Radfahrerschutzhelm - helmfreies Radfahren als Mitverschulden?




Gliederung:


-   Einleitung
-   Weiterführende Links
-   Allgemeines
-   Kinderfahrradsitz ohne Helm



Einleitung:


Es ist auch heute noch fraglich, ob unter den Radfahrern eine Verkehrsanschauung dahingehend besteht, dass das Tragen eines Fahrradschutzhelms zur Eigensicherung nötig ist. Hiervon abhängig wird das Problem gesehen, ob das Nichttragen eines Helms ein Mitverschulden im Sinne des § 254 BGB darstellt.

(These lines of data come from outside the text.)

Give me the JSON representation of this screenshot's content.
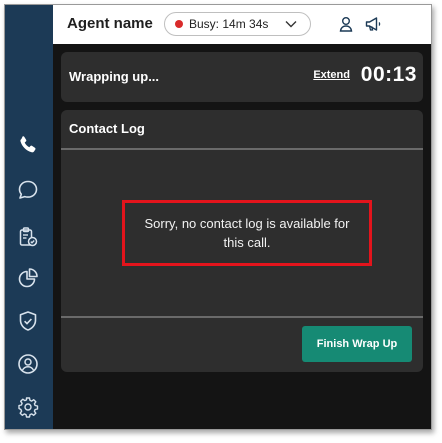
{
  "header": {
    "agent_name": "Agent name",
    "status": {
      "label": "Busy: 14m 34s",
      "color": "#d92b2b"
    },
    "icons": [
      "person-icon",
      "megaphone-icon"
    ]
  },
  "sidebar": {
    "icons": [
      "phone-icon",
      "chat-icon",
      "clipboard-check-icon",
      "pie-chart-icon",
      "shield-check-icon",
      "user-circle-icon",
      "settings-gear-icon"
    ],
    "active": "phone-icon"
  },
  "wrapup": {
    "title": "Wrapping up...",
    "extend_label": "Extend",
    "timer": "00:13"
  },
  "contact_log": {
    "title": "Contact Log",
    "empty_message": "Sorry, no contact log is available for this call.",
    "finish_button": "Finish Wrap Up"
  },
  "colors": {
    "rail": "#1c3a56",
    "panel": "#2e2e2e",
    "accent_button": "#168a74",
    "highlight_box": "#e3141c"
  }
}
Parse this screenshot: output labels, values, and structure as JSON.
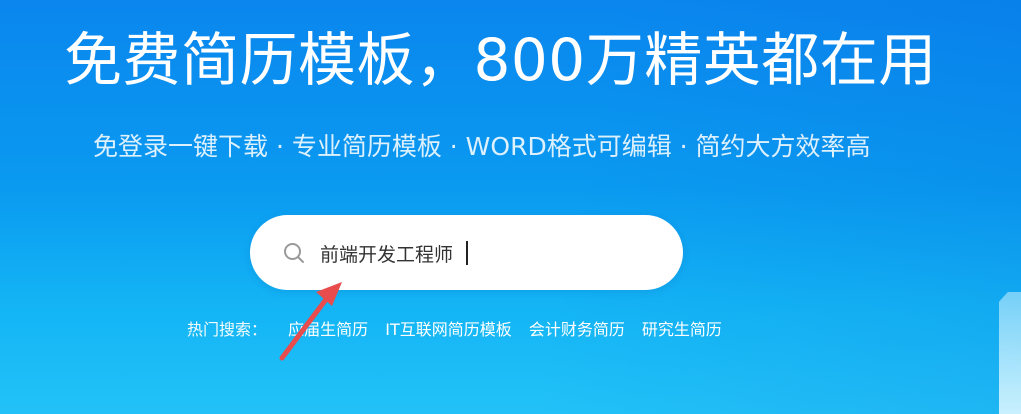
{
  "hero": {
    "headline": "免费简历模板，800万精英都在用",
    "subline": "免登录一键下载 · 专业简历模板 · WORD格式可编辑 · 简约大方效率高"
  },
  "search": {
    "value": "前端开发工程师",
    "icon": "search-icon"
  },
  "hot_search": {
    "label": "热门搜索：",
    "items": [
      "应届生简历",
      "IT互联网简历模板",
      "会计财务简历",
      "研究生简历"
    ]
  },
  "annotation": {
    "icon": "red-arrow-icon",
    "color": "#e84c4c"
  },
  "colors": {
    "background_top": "#0a86ee",
    "background_bottom": "#22c2f8",
    "search_box": "#ffffff"
  }
}
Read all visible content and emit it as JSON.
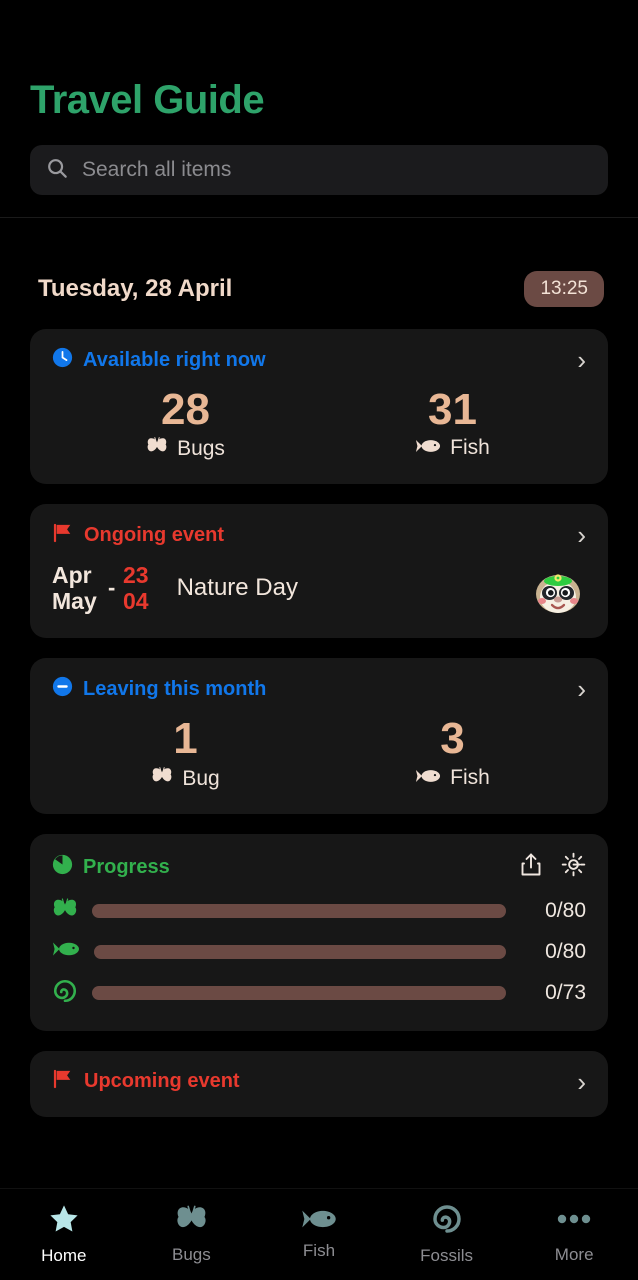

Nach den Informationen der Bundesanstalt für Straßenwesen trugen in der Altersgruppe bis zehn Jahre in 2002 33 %, in 2003 38 % und in 2004 41 % der Kinder innerorts einen Fahrradhelm, wobei über alle Altersgruppen hinweg der Anteil der helmtragenden Fahrradfahrer in 2002 5 %, in 2003 6 % und in 2004 ebenfalls 6 % betrug (Quelle: OLG Düsseldorf NZV 2007, 38 f., Urt. v. 14.08.2006 - I-1 U 9/06).


In neuester Zeit zeigt sich eine Tendenz in der Rechtsprechung, generell beim Nichttragen eines Radfahrerschutzhelms und verkehrsunfallbedingten Kopfverletzungen ein Mitverschulden anzunehmen, vgl. OLG Schleswig (Urteil vom 05.06.2013 - 7 U 11/12):

   "Entgegen der bisher herrschenden obergerichtlichen Rechtsprechung (vgl. OLG Karlsruhe NZV 1991, 25; OLG Nürnberg DAR 1991, 173; OLG Stuttgart VRS 97, 15, 18; OLG Nürnberg DAR 1999, 507; OLG Hamm NZV 2001, 86; OLG Hamm NZV 2002, 129, 131;OLG Düsseldorf NZV 2007, 619; OLG Saarbrücken NZV 2008, 202, 303) begründet nach Auffassung des Senats das Radfahren ohne Schutzhelm bei einer Kopfverletzung durch Fahrradsturz auch den Vorwurf des Mitverschuldens eines Radfahrers, wenn er am öffentlichen Straßenverkehr teilnimmt.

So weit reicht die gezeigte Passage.